Promise theory is a method of analysis suitable for studying any system of interacting components. In the context of information science, promise theory offers a methodology for organising and understanding systems by modelling voluntary cooperation between individual actors or agents, which make public their intentions to one another in the form of promises. Promise theory is grounded in graph theory and set theory.

The goal of promise theory is to reveal the behavior of a whole by taking the viewpoint of the parts rather than the whole. In other words, it is a bottom-up, constructionist view of the world. Promise theory is not a technology or design methodology. It doesn't advocate any position or design principle, except as a method of analysis.

Promise theory is being used in a variety of disciplines ranging from network (SDN) and computer systems management to organizations and finance.

== History ==

An early form of promise theory was proposed by physicist and computer scientist Mark Burgess in 2004, initially in the context of information science, in order to solve observed problems with the use of obligation-based logics in computer management schemes, in particular for policy-based management.

A collaboration between Burgess and Dutch computer scientist Jan Bergstra refined the model of a promise, which included the notion of impositions and the role of trust.
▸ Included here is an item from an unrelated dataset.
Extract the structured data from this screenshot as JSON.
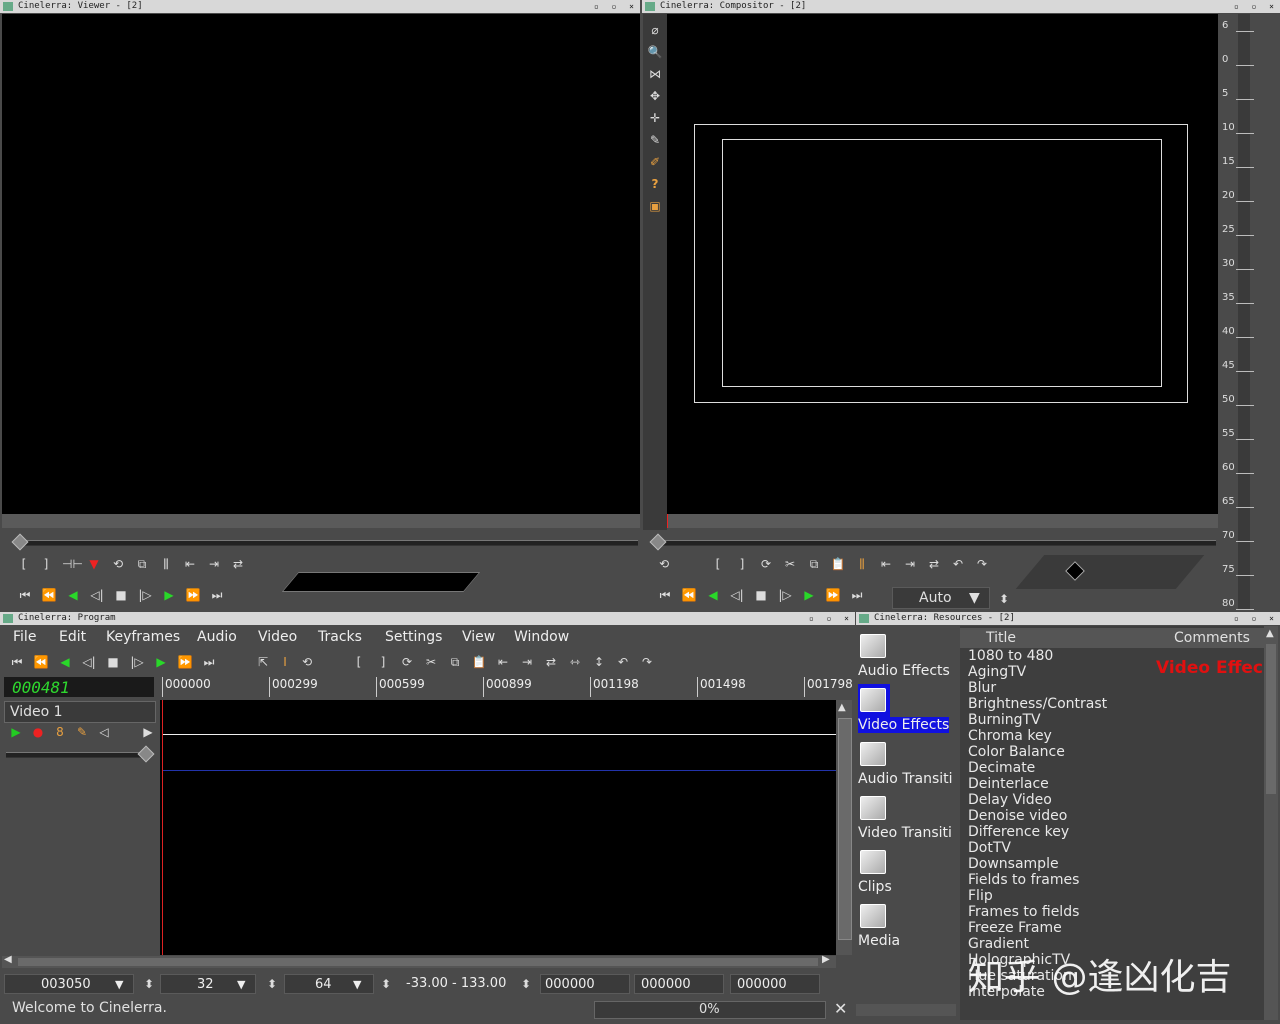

The cooperation resulted in several books and many scientific papers covering a range of different applications.

In spite of wider applications of promise theory, it was originally proposed by Burgess as a way of modelling the computer management software CFEngine and its autonomous behaviour. CFEngine had been under development since 1993 and Burgess had found that existing theories based on obligations were unsuitable as "they amounted to wishful thinking". Consequently, CFEngine uses a model of autonomy - as implied by promise theory—both as a way of avoiding distributed inconsistency in policy and as a security principle against external attack. As of January 2023, more than 2700 companies are using CFEngine worldwide.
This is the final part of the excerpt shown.